こんな時はどうなるのだろう?という一例です。

ケース1

社会福祉事業と公益事業を別の場所で行い、それぞれ職員専用の駐車場と利用者用駐車場を有していた場合は、公益事業の駐車場は非課税の理由がありませんので課税されます。問題になるのは社会福祉事業施設の駐車場です。

現在の課税実務の情勢から言うと、利用者用駐車場以外は課税される可能性が高いです。職員専用部分が区分されていれば区分通りに、区分されていなければ職員専用部分が明確でないので、課税庁の見解次第になります。

ケース2

社会福祉事業と公益事業を同じ建物で行い、職員専用の駐車場と利用者の駐車場がある場合も問題になります。

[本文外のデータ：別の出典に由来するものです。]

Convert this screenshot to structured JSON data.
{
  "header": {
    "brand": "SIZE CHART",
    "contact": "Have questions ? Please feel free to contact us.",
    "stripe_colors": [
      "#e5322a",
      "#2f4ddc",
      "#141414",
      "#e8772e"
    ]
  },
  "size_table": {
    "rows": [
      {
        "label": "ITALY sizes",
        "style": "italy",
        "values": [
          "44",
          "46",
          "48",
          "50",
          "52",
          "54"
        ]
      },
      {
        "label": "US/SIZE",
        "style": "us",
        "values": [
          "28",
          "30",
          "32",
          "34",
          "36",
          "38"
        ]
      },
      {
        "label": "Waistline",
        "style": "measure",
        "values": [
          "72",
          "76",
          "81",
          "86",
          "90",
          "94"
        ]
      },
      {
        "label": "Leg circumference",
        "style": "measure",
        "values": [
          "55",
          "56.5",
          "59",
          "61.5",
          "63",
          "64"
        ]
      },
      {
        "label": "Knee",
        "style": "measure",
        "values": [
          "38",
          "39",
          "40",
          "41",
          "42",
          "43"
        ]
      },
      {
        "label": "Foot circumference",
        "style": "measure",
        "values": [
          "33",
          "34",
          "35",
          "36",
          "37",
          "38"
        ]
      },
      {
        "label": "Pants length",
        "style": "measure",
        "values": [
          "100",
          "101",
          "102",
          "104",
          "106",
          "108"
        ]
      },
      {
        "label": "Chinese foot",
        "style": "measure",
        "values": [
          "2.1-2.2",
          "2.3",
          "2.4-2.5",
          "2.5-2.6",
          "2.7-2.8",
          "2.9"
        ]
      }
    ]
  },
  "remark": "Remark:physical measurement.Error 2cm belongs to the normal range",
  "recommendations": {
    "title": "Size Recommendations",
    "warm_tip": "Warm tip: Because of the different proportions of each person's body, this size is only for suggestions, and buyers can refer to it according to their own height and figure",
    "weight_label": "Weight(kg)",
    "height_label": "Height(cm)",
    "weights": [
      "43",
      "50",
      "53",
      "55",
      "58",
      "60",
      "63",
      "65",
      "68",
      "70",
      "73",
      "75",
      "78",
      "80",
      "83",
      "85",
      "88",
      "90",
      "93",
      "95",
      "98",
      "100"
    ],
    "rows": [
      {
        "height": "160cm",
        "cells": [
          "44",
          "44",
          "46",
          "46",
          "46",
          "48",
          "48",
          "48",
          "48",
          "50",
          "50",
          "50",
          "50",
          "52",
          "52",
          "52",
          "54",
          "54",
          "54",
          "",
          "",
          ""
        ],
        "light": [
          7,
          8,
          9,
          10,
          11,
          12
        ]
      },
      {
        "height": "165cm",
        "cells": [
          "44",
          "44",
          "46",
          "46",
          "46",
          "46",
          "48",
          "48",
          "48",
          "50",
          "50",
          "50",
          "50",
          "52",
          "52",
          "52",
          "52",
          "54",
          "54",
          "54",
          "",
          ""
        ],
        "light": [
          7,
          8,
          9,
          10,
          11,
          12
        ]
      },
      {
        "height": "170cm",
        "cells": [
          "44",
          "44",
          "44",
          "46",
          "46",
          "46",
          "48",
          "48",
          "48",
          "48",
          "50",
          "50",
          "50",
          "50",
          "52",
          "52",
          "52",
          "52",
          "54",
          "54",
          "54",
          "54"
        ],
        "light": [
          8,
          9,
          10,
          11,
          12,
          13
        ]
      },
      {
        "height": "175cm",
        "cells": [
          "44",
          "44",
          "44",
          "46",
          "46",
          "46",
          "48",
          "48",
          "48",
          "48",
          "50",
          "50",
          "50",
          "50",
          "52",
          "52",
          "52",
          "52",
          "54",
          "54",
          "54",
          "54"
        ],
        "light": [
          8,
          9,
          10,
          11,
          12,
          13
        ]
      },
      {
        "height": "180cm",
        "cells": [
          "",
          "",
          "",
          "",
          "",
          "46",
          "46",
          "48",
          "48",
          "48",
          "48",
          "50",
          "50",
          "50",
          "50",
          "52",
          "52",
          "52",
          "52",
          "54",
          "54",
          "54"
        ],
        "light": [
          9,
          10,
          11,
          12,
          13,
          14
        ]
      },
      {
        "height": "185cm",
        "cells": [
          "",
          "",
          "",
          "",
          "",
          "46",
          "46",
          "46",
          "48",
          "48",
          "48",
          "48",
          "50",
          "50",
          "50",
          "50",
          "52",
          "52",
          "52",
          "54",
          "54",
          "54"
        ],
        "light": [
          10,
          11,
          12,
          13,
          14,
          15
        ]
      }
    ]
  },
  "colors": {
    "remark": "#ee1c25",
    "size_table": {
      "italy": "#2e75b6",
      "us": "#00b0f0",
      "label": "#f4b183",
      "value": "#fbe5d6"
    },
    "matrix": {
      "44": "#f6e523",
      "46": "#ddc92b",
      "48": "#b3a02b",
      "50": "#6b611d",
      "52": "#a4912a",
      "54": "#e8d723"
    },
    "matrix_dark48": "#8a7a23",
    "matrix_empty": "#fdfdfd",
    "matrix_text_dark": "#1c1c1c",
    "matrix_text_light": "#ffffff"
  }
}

こちらも、公益事業部分は課税されるべきですが、社会福祉事業部分も課税される可能性が高いです。

公益事業部分や職員専用部分が区分されていれば区分通りに、区分されていなければ課税税部分が明確でないので、課税庁の見解次第になります。

意見

ケース1でもケース2でも社会福祉事業部分の駐車場が課税されるという見解は、地方税法348条の上記(3)に該当しないという解釈になります。つまり、駐車場が社会福祉事業の用に一切使っていないからということになりますが、果たしてそうなのでしょうか?

「もっぱら」の要件も「直接」の要件もない(3)は、逆に言うと「時々社会福祉事業の用に使う」でも「間接的に社会福祉事業の用に使う」でも良いと解釈できると考えられます。

例えば、入所型の施設で緊急事態が発生し、夜中に職員が自宅から自動車で施設に向かうことは想定できます。常時利用するわけではありませんが、時々社会福祉事業の用に供していると言えないのか疑問が残ります。

或いは、郊外の社会福祉施設で、公共交通機関が事実上利用できないような環境は想定できます。もし、必要最低限の職員用の駐車場や駐輪場を確保しなければ、通勤に支障が生じ、社会福祉事業を行う人員の確保ができなくなってしまいます。間接的に社会福祉事業の用に供していると言えないのか疑問が残ります。

職員用の駐車場は、一般的には事業共用されていると解釈され、社会福祉事業に一切使っていないプライベートな使用だと言い切る方が不自然な気がします。

確かに、労働基準法の「通勤費は自己負担の原則」から言えば、駐車場利用料は本人負担というのはあり得ますが、それを言ってしまうと、ほとんどの社会福祉施設は、給食設備で職員分を作りますので、給食設備が課税されるべきとなりますが、聞いたことがありません。

実務上、食堂施設で、職員専用部分があれば課税で、利用者共有なら非課税という事が良く言われますが、駐車場も専用区分使用なら課税、共有使用なら非課税という区分の問題にしてよいのか?という疑問が生じます。

もしそうであれば、課税要件が法令にある使用の実態でなく、法令にない管理方法の実態になるという新たな問題が生じると思います。

まとめ

固定資産税の非課税論点は、職員用の設備はしばしば問題になります。

課税実務上は、課税庁に「職員専用駐車場は課税する」と決め打ちされている傾向があります。

固定資産税は賦課課税方式と言い、税務官庁が一方的に税額を確定でる仕組みになっています。

社会福祉法人の固定資産に限って言えば、非課税の条文上、定められた社会福事業に使っていれば良く、「もっぱら」や「直接」の要件はありません。

非課税条文にある使用の実態でなく、条文にない管理方法により課税されてしまう可能性があります。固定資産のネーミングは誤解の無いように、職員用○○でなく、保育士用○○や利用者用〇〇など社会福祉事業に使用している事が分かるように工夫しましょう。

固定資産税の調査は、税務署の調査と違い、穏やかな印象があります。それでも、もし、調査があった場合には、調査官に誤解されないように、定められた社会福祉事業のために使っていることのエビデンスと社会福祉事業を行う上で無くてはならない固定資産であることの主張をするをお勧めします。